Johnson & Johnson (NYSE:JNJ) has reportedly raised its offer for Swiss biotech firm Actelion Pharmaceuticals (VTX:ATLN), pressuring the company to accept a takeover deal.
The companies have been in talks for nearly 2 months but so far have not reached a deal, according to Reuters.
The news outlet reported that Actelion wants J&J to become a major shareholder in a new entity, which would combine the Swiss group with some of J&J’s activities. But J&J is interested in a straightforward takeover.
Following news of the higher offer, Actelion shares closed up +10% at 209 Swiss francs.
Actelion co-founder and CEO Jean-Paul Clozel has repeatedly insisted that the company should remain independent, rallying shareholders in 2011 against an investor’s campaign to put the firm up for sale. Since then, Actelion’s shares have more than tripled.
Actelion shares soared last week after news of the initial offer, up +19% to a peak of 187.70 Swiss francs, which put the company at a value of $20 billion.
Allschwil, Switzerland-based Actelion’s drugs, Opsumit and Uptravi, treat high pressure in blood vessels to the lungs and analysts forecast the 2 could generate more than $4.6 billion in 2020 sales, up from an estimated $1.4 billion this year.

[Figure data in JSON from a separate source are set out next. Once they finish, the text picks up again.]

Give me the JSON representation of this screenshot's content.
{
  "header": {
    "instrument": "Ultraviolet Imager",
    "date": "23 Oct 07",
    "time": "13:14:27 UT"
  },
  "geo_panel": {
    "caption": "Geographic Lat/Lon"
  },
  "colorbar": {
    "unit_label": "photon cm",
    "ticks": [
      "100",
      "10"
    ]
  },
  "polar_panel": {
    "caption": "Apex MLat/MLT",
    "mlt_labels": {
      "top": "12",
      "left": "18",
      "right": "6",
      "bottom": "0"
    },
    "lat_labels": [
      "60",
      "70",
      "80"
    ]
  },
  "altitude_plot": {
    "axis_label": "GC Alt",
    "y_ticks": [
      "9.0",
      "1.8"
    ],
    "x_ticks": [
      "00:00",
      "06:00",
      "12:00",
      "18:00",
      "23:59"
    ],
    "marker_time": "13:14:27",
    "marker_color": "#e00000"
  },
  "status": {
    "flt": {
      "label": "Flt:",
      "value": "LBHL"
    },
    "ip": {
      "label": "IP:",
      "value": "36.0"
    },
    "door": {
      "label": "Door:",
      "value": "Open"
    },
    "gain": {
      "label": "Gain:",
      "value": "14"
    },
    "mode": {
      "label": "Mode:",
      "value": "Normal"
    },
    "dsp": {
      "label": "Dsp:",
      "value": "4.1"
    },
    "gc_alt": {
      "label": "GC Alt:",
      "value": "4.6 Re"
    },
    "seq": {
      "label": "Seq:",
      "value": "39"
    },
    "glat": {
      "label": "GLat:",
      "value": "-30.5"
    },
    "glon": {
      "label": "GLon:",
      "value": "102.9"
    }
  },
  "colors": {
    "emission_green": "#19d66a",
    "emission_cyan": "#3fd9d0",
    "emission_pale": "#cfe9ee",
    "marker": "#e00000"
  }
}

The company’s expanding pipeline focuses on treatments for rare diseases, making it an attractive takeover target for buyers on the lookout for drugs with less pricing pressure.
When talks began in October, the 2 companies originally discussed focusing on a share deal or an asset swap, Reuters reported. Director of the London-based consultancy Novasecta John Rountree told the news outlet that a structured transaction could allow Actelion to benefit from J&J’s scale without sacrificing its independence.
J&J could also take a lesson from Roche (PINK:RHHBY), which bought 60% of Genentech in 1990 before acquiring the rest of it in 2009.
Shares in both companies have come down since the initial offer. JNJ shares were trading at $111.72 apiece in afternoon trading, down -0.7%, while ATLN shares were trading at 200 Swiss francs, down -3.9%.